I rarely have any energy, and just applying for the jobs they had us apply for (placement was only temporary unless they really liked us and I never made a sale) was draining. I hated it. I'd stopped applying on my own a few years back, once I started reviewing and feeling like garbage.
Now this:
I received a very unexpected letter today, from an automotive company I used to work for during college. That was years ago, when I did two nights of midnights per week on their assembly line and hated it. The money was great, but I only got work half the time, because I was just a fill in for people who wanted to go home or stayed home, and I was the lowest support worker on the totem pole.

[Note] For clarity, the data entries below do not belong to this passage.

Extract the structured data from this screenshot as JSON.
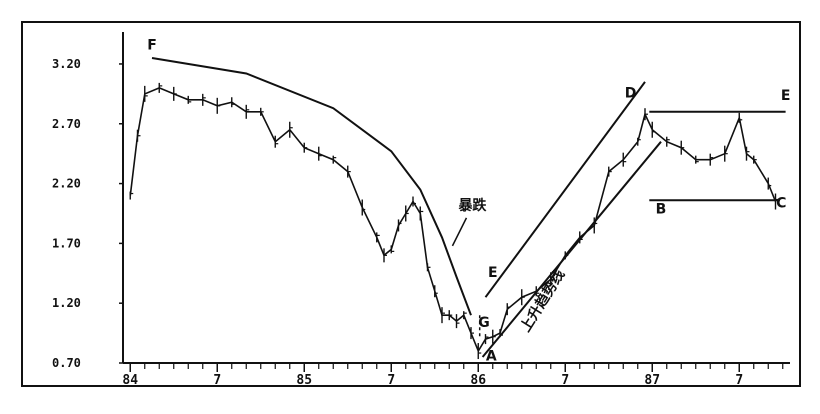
{
  "chart_data": {
    "type": "line",
    "title": "",
    "xlabel": "",
    "ylabel": "",
    "ylim": [
      0.7,
      3.3
    ],
    "y_ticks": [
      "3.20",
      "2.70",
      "2.20",
      "1.70",
      "1.20",
      "0.70"
    ],
    "x_tick_labels": [
      "84",
      "7",
      "85",
      "7",
      "86",
      "7",
      "87",
      "7"
    ],
    "x_tick_months": [
      0,
      6,
      12,
      18,
      24,
      30,
      36,
      42
    ],
    "x_range_months": [
      -0.5,
      45.5
    ],
    "grid": false,
    "series": [
      {
        "values": [
          {
            "x": 0,
            "y": 2.1
          },
          {
            "x": 0.5,
            "y": 2.6
          },
          {
            "x": 1,
            "y": 2.95
          },
          {
            "x": 2,
            "y": 3.0
          },
          {
            "x": 3,
            "y": 2.95
          },
          {
            "x": 4,
            "y": 2.9
          },
          {
            "x": 5,
            "y": 2.9
          },
          {
            "x": 6,
            "y": 2.85
          },
          {
            "x": 7,
            "y": 2.88
          },
          {
            "x": 8,
            "y": 2.8
          },
          {
            "x": 9,
            "y": 2.8
          },
          {
            "x": 10,
            "y": 2.55
          },
          {
            "x": 11,
            "y": 2.65
          },
          {
            "x": 12,
            "y": 2.5
          },
          {
            "x": 13,
            "y": 2.45
          },
          {
            "x": 14,
            "y": 2.4
          },
          {
            "x": 15,
            "y": 2.3
          },
          {
            "x": 16,
            "y": 2.0
          },
          {
            "x": 17,
            "y": 1.75
          },
          {
            "x": 17.5,
            "y": 1.6
          },
          {
            "x": 18,
            "y": 1.65
          },
          {
            "x": 18.5,
            "y": 1.85
          },
          {
            "x": 19,
            "y": 1.95
          },
          {
            "x": 19.5,
            "y": 2.05
          },
          {
            "x": 20,
            "y": 1.95
          },
          {
            "x": 20.5,
            "y": 1.5
          },
          {
            "x": 21,
            "y": 1.3
          },
          {
            "x": 21.5,
            "y": 1.1
          },
          {
            "x": 22,
            "y": 1.1
          },
          {
            "x": 22.5,
            "y": 1.05
          },
          {
            "x": 23,
            "y": 1.1
          },
          {
            "x": 23.5,
            "y": 0.95
          },
          {
            "x": 24,
            "y": 0.8
          },
          {
            "x": 24.5,
            "y": 0.9
          },
          {
            "x": 25,
            "y": 0.92
          },
          {
            "x": 25.5,
            "y": 0.95
          },
          {
            "x": 26,
            "y": 1.15
          },
          {
            "x": 27,
            "y": 1.25
          },
          {
            "x": 28,
            "y": 1.3
          },
          {
            "x": 29,
            "y": 1.4
          },
          {
            "x": 30,
            "y": 1.6
          },
          {
            "x": 31,
            "y": 1.75
          },
          {
            "x": 32,
            "y": 1.85
          },
          {
            "x": 33,
            "y": 2.3
          },
          {
            "x": 34,
            "y": 2.4
          },
          {
            "x": 35,
            "y": 2.55
          },
          {
            "x": 35.5,
            "y": 2.78
          },
          {
            "x": 36,
            "y": 2.65
          },
          {
            "x": 37,
            "y": 2.55
          },
          {
            "x": 38,
            "y": 2.5
          },
          {
            "x": 39,
            "y": 2.4
          },
          {
            "x": 40,
            "y": 2.4
          },
          {
            "x": 41,
            "y": 2.45
          },
          {
            "x": 42,
            "y": 2.75
          },
          {
            "x": 42.5,
            "y": 2.45
          },
          {
            "x": 43,
            "y": 2.4
          },
          {
            "x": 44,
            "y": 2.2
          },
          {
            "x": 44.5,
            "y": 2.05
          }
        ]
      }
    ],
    "trendlines": [
      {
        "name": "top-curve",
        "points": [
          {
            "x": 1.5,
            "y": 3.25
          },
          {
            "x": 8,
            "y": 3.12
          },
          {
            "x": 14,
            "y": 2.83
          },
          {
            "x": 18,
            "y": 2.47
          },
          {
            "x": 20,
            "y": 2.15
          },
          {
            "x": 21.5,
            "y": 1.75
          },
          {
            "x": 22.5,
            "y": 1.42
          },
          {
            "x": 23.5,
            "y": 1.1
          }
        ]
      },
      {
        "name": "rising-upper",
        "points": [
          {
            "x": 24.5,
            "y": 1.25
          },
          {
            "x": 35.5,
            "y": 3.05
          }
        ]
      },
      {
        "name": "rising-lower",
        "points": [
          {
            "x": 24.3,
            "y": 0.75
          },
          {
            "x": 36.6,
            "y": 2.55
          }
        ]
      },
      {
        "name": "upper-box-line",
        "points": [
          {
            "x": 35.8,
            "y": 2.8
          },
          {
            "x": 45.2,
            "y": 2.8
          }
        ]
      },
      {
        "name": "lower-box-line",
        "points": [
          {
            "x": 35.8,
            "y": 2.06
          },
          {
            "x": 44.8,
            "y": 2.06
          }
        ]
      },
      {
        "name": "dash-vertical",
        "points": [
          {
            "x": 24.1,
            "y": 1.1
          },
          {
            "x": 24.1,
            "y": 0.9
          }
        ]
      }
    ],
    "annotations": [
      {
        "id": "F-top",
        "text": "F",
        "x": 1.5,
        "y": 3.32
      },
      {
        "id": "E-mid",
        "text": "E",
        "x": 25.0,
        "y": 1.42
      },
      {
        "id": "G",
        "text": "G",
        "x": 24.4,
        "y": 1.0
      },
      {
        "id": "A",
        "text": "A",
        "x": 24.9,
        "y": 0.72
      },
      {
        "id": "D",
        "text": "D",
        "x": 34.5,
        "y": 2.92
      },
      {
        "id": "B",
        "text": "B",
        "x": 36.6,
        "y": 1.95
      },
      {
        "id": "C",
        "text": "C",
        "x": 44.9,
        "y": 2.0
      },
      {
        "id": "E-right",
        "text": "E",
        "x": 45.2,
        "y": 2.9
      },
      {
        "id": "crash-label",
        "text": "暴跌",
        "x": 23.6,
        "y": 1.98
      },
      {
        "id": "uptrend-label",
        "text": "上升趋势线",
        "x": 28.7,
        "y": 1.2
      }
    ]
  }
}
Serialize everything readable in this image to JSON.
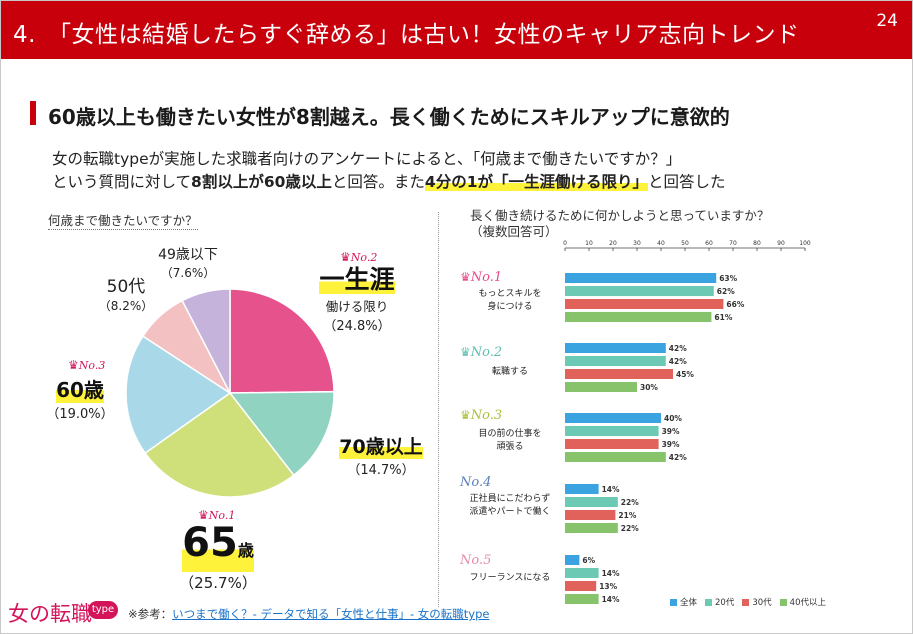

I'm a slow person, and always have been. I put a lot of effort into the job and didn't slack, but I couldn't keep up with their 30 second time limits on most jobs. I got in shit a lot for being slow, but couldn't help it. If I ran to the parts, they'd yell at me too.
There were two easy jobs I got really good at and could finish in about 10 seconds, but only those two. The others were too convoluted for a klutz like me.
This was back when I felt better, but I hated how mind-numbing it was.
They laid me off after less than a year, and said I just wasn't working out. Then, two years later, they were hiring f/t and my Dad forced me to try again. They didn't hire me, though, as I failed the practice session in the interview, where I had to do a test job. I was too slow (most people did much more than me) and got in trouble for trying to speed up by putting two parts (nut and bolt or washer) on together.
Now, I got a letter saying that since I was in the student program, they want to know if I would like to join a supplemental full-time workforce at $20/hr with minimal benefits. I really don't want to work there again, and don't think I could work full-time like I am, but I feel like I shouldn't pass it up and my Dad will kill me if I do.
However, it just says to write my name/cellphone number and home number there, then mail it in. So, there'll be another interview that I'll likely fail. Likely just a waste of time.